Ungeachtet der politischen Streitigkeiten zwischen Sunniten und Schiiten im Irak gehen nach einem Bericht der Zeitung „New York Times“ auch die Waffenverkäufe an die Regierung in Bagdad im Gesamtwert von elf Milliarden Dollar weiter. Die Verkäufe, darunter Panzer und Kampfflugzeuge, dienen nach Angaben des Pentagons der Außenverteidigung des Iraks nach dem Abzug der amerikanischen Truppen. Im Irak aber werden Befürchtungen laut, dass das schiitisch dominierte Militär die Waffen zur Unterdrückung von Sunniten einsetzen könnte, falls diese Unabhängigkeit für ihre Regionen fordern sollten.
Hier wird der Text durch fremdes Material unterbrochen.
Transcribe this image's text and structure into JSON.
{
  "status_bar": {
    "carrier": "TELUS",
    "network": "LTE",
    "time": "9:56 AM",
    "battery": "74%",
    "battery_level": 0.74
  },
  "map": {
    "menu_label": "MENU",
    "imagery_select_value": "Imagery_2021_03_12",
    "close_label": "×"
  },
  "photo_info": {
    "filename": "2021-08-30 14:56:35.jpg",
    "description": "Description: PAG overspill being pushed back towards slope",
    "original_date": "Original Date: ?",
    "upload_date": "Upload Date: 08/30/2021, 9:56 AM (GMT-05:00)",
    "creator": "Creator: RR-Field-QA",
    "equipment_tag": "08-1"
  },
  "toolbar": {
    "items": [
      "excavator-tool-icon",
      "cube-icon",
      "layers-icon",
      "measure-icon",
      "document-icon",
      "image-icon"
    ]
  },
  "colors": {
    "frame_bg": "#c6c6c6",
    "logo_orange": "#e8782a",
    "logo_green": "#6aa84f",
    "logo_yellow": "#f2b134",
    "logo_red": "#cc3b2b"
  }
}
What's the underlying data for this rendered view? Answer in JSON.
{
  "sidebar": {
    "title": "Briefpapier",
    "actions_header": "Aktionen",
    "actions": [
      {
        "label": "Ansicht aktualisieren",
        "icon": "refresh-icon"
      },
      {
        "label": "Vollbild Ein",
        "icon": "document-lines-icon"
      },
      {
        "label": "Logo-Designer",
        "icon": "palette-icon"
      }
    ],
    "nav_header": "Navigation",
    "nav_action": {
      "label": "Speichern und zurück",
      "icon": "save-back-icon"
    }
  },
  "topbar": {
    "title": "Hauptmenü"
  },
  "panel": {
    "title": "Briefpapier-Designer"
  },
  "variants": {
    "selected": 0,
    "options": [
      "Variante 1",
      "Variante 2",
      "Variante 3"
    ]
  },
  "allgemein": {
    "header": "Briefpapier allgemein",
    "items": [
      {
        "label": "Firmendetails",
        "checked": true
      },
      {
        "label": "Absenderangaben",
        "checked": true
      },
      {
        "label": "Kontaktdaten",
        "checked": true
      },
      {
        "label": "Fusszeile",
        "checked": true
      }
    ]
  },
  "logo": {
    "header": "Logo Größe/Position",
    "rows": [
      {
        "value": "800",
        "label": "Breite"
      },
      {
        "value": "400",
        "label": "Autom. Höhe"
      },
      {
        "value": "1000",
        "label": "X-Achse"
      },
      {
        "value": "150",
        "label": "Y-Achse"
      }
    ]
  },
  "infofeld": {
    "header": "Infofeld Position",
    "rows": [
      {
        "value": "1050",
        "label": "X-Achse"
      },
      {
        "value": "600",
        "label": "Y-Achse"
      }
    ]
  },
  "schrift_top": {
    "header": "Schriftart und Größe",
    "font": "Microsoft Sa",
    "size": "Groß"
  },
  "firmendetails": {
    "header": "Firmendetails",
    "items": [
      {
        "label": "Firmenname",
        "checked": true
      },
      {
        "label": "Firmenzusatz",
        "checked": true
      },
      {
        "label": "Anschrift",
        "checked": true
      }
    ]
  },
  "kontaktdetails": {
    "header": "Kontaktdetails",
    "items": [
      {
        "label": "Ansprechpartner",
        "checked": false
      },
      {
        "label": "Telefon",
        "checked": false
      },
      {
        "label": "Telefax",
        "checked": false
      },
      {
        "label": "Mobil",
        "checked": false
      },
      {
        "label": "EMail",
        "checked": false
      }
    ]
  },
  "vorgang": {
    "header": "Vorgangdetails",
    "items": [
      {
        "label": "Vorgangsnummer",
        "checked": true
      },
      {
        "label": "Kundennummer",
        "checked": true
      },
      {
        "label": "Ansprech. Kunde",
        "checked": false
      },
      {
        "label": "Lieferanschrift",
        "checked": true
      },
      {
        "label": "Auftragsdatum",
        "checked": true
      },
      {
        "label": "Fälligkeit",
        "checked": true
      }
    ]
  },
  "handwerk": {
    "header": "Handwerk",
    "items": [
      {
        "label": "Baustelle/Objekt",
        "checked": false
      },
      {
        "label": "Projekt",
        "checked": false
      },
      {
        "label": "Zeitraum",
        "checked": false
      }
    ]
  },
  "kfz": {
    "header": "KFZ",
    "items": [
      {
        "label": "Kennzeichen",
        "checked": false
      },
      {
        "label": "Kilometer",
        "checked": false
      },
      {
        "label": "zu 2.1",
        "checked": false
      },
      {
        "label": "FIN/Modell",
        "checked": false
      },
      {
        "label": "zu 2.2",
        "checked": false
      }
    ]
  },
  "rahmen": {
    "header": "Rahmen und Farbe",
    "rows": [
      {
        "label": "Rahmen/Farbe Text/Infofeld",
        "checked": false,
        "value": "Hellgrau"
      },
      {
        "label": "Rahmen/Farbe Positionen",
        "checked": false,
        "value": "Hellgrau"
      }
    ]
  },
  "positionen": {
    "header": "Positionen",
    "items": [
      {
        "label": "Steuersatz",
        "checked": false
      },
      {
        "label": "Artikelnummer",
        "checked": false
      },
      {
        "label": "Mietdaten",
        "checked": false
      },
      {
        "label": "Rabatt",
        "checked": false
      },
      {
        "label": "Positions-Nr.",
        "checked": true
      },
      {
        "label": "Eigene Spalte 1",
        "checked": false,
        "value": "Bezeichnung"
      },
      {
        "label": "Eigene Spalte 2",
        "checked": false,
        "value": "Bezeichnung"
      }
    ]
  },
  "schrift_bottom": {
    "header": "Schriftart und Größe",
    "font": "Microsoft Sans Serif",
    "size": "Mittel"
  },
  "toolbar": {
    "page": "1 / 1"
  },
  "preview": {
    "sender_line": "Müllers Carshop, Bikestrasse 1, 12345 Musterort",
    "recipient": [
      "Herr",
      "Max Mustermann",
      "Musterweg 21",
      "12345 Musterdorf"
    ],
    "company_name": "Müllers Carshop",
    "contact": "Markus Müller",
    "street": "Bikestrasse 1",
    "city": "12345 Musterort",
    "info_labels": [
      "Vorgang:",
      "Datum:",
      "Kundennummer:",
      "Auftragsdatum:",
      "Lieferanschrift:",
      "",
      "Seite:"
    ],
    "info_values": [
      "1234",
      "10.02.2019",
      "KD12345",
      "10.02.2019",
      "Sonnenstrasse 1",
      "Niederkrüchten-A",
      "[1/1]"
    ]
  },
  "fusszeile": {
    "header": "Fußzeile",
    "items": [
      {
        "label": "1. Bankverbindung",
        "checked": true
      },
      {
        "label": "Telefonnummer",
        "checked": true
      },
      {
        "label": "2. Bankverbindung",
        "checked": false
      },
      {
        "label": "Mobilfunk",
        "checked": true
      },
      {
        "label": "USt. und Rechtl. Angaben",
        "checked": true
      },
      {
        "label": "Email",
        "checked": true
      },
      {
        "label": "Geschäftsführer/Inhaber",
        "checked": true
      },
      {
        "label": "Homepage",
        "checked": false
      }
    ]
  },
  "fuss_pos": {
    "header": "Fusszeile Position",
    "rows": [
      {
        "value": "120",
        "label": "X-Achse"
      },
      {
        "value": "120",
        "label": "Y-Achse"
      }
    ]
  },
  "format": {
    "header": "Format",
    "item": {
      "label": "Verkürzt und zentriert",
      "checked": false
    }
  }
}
Ministerpräsident Maliki hat für diesen Fall mit „Strömen von Blut“ gedroht. Washington verlangt als Bedingung für die dauerhafte militärische Zusammenarbeit mit dem Irak, dass keine Minderheiten an den Rand gedrückt werden. Erst vor wenigen Tagen hatte die amerikanische Regierung den Kongress informiert, das der Irak 18 Kampfflugzeuge des Typs F-16 für insgesamt 2,3 Milliarden Dollar kaufen wolle.